Chaplin spent his last 25 years on his 14-hectare estate along the "Swiss Riviera", where he could surround himself with family and walk into town or drive in the countryside without drawing unwanted attention. He died at the 18th-century Swiss mansion on Christmas Day in 1977.

Now, after 14 years of planning, Chaplin's family, investors and supporters are ready to convert the run-down Manoir de Ban and its property into a museum complex.

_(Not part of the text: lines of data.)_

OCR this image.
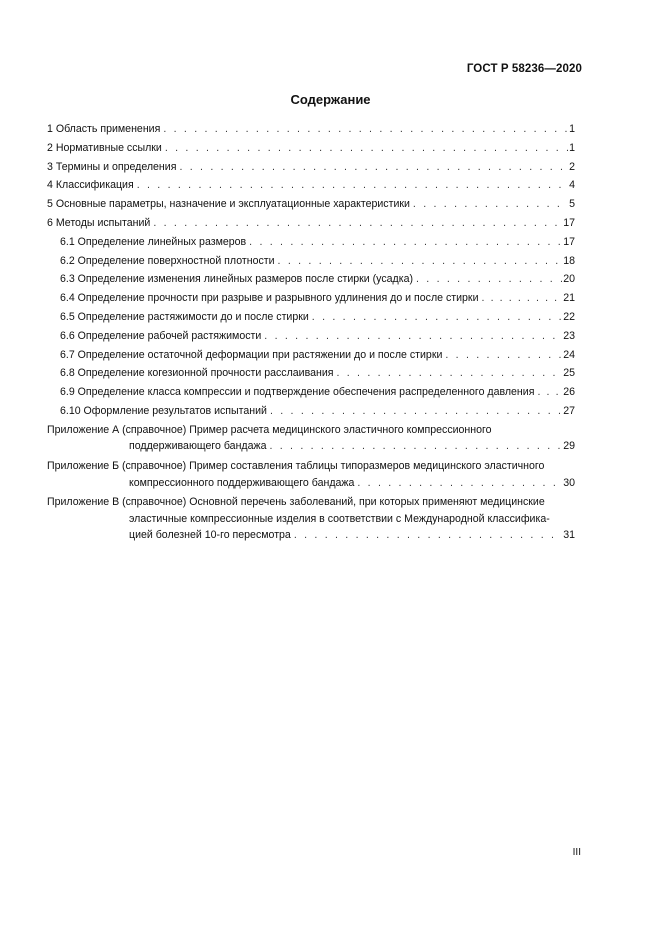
ГОСТ Р 58236—2020
Содержание
1 Область применения . . .	1
2 Нормативные ссылки . . .	1
3 Термины и определения . . .	2
4 Классификация . . .	4
5 Основные параметры, назначение и эксплуатационные характеристики . . .	5
6 Методы испытаний . . .	17
6.1 Определение линейных размеров . . .	17
6.2 Определение поверхностной плотности . . .	18
6.3 Определение изменения линейных размеров после стирки (усадка) . . .	20
6.4 Определение прочности при разрыве и разрывного удлинения до и после стирки . . .	21
6.5 Определение растяжимости до и после стирки . . .	22
6.6 Определение рабочей растяжимости . . .	23
6.7 Определение остаточной деформации при растяжении до и после стирки . . .	24
6.8 Определение когезионной прочности расслаивания . . .	25
6.9 Определение класса компрессии и подтверждение обеспечения распределенного давления . . .	26
6.10 Оформление результатов испытаний . . .	27
Приложение А (справочное) Пример расчета медицинского эластичного компрессионного
поддерживающего бандажа . . .	29
Приложение Б (справочное) Пример составления таблицы типоразмеров медицинского эластичного
компрессионного поддерживающего бандажа . . .	30
Приложение В (справочное) Основной перечень заболеваний, при которых применяют медицинские
эластичные компрессионные изделия в соответствии с Международной классифика-
цией болезней 10-го пересмотра . . .	31
III
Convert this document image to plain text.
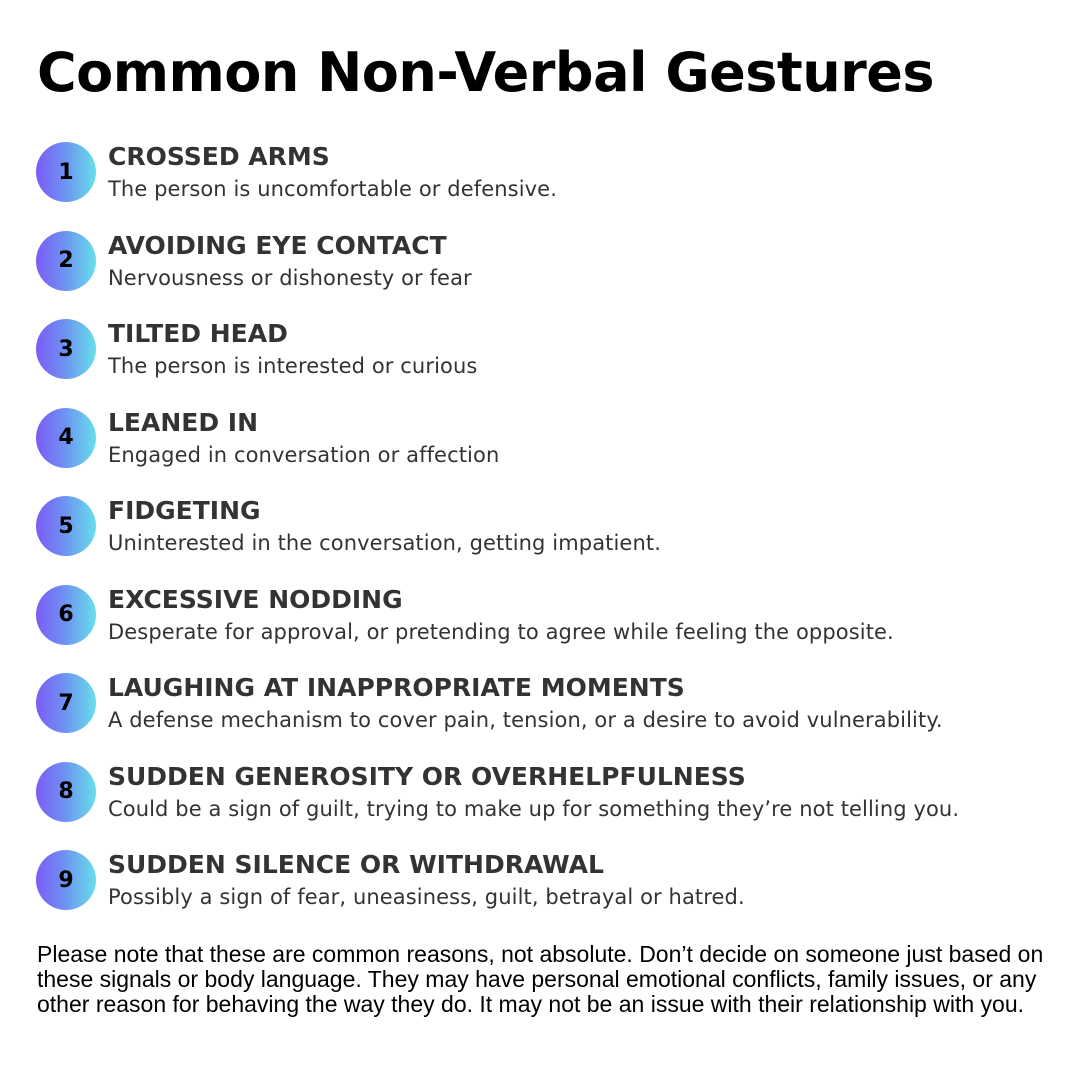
Common Non-Verbal Gestures
1
CROSSED ARMS
The person is uncomfortable or defensive.
2
AVOIDING EYE CONTACT
Nervousness or dishonesty or fear
3
TILTED HEAD
The person is interested or curious
4
LEANED IN
Engaged in conversation or affection
5
FIDGETING
Uninterested in the conversation, getting impatient.
6
EXCESSIVE NODDING
Desperate for approval, or pretending to agree while feeling the opposite.
7
LAUGHING AT INAPPROPRIATE MOMENTS
A defense mechanism to cover pain, tension, or a desire to avoid vulnerability.
8
SUDDEN GENEROSITY OR OVERHELPFULNESS
Could be a sign of guilt, trying to make up for something they’re not telling you.
9
SUDDEN SILENCE OR WITHDRAWAL
Possibly a sign of fear, uneasiness, guilt, betrayal or hatred.

Please note that these are common reasons, not absolute. Don’t decide on someone just based on these signals or body language. They may have personal emotional conflicts, family issues, or any other reason for behaving the way they do. It may not be an issue with their relationship with you.
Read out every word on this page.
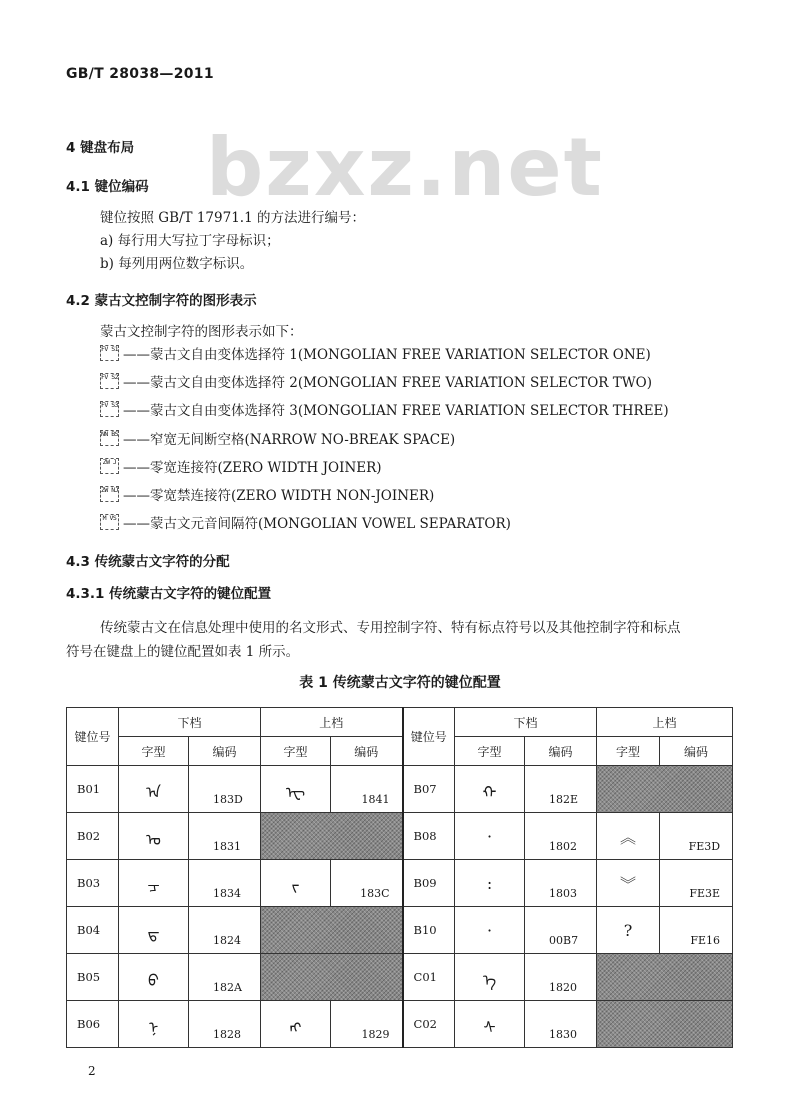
GB/T 28038—2011
bzxz.net
4 键盘布局
4.1 键位编码
键位按照 GB/T 17971.1 的方法进行编号：
a) 每行用大写拉丁字母标识；
b) 每列用两位数字标识。
4.2 蒙古文控制字符的图形表示
蒙古文控制字符的图形表示如下：
FV S1 ——蒙古文自由变体选择符 1(MONGOLIAN FREE VARIATION SELECTOR ONE)
FV S2 ——蒙古文自由变体选择符 2(MONGOLIAN FREE VARIATION SELECTOR TWO)
FV S3 ——蒙古文自由变体选择符 3(MONGOLIAN FREE VARIATION SELECTOR THREE)
NN BS ——窄宽无间断空格(NARROW NO-BREAK SPACE)
ZW J ——零宽连接符(ZERO WIDTH JOINER)
ZW NJ ——零宽禁连接符(ZERO WIDTH NON-JOINER)
M VS ——蒙古文元音间隔符(MONGOLIAN VOWEL SEPARATOR)
4.3 传统蒙古文字符的分配
4.3.1 传统蒙古文字符的键位配置
传统蒙古文在信息处理中使用的名文形式、专用控制字符、特有标点符号以及其他控制字符和标点
符号在键盘上的键位配置如表 1 所示。
表 1 传统蒙古文字符的键位配置
键位号	下档		上档		键位号	下档		上档	
	字型	编码	字型	编码		字型	编码	字型	编码
B01	ᠠ	183D	ᠧ	1841	B07	ᠬ	182E		

B02	ᠤ	1831			B08	·	1802	︽	FE3D

B03	ᠴ	1834	ᠵ	183C	B09	:	1803	︾	FE3E

B04	ᠳ	1824			B10	·	00B7	?	FE16

B05	ᠪ	182A			C01	ᠡ	1820		

B06	ᠨ	1828	ᠩ	1829	C02	ᠰ	1830		

2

Chaplin co-founded United Artists in 1919 and helped define the silent era with films such as City Lights in 1931 and Modern Times in 1936.He came to Switzerland when he was in his 60s, fleeing accusations of being a communist sympathizer during the McCarthy-era witch hunt in the United States. In his peaceful new setting, he raised eight children from his last marriage, wrote an autobiography, made films, composed music and entertained other artists and celebrities.

Three of his children-Michael, Eugene and Victoria - and their business partners in the nearly $69 million project say they are on track to open the museum early in 2016.

The mansion, with its verdant lawn and serene view of the lake and the Alps, is stripped bare and will be refurbished as it was when Chaplin lived there. It has gardens, service buildings and a pool, and plans call for a large new building with recreated sets from Chaplin's movies.

Chaplin and his last wife, Oona Chaplin, the daughter of the great tragic playwright Eugene O'Neill, lived most of their married life at the Swiss mansion. She also died there, at age 66, in 1991.

A Luxembourg investment firm, Genii Capital, purchased the property in 2008 with the aim of creating the museum.

"He is still very well-known and beloved around the world," says Yves Durand, the museum's director." His soul, his spirit, is still people will meet him, people will encounter him, people will hear his voice, will see his movies, will hear his music."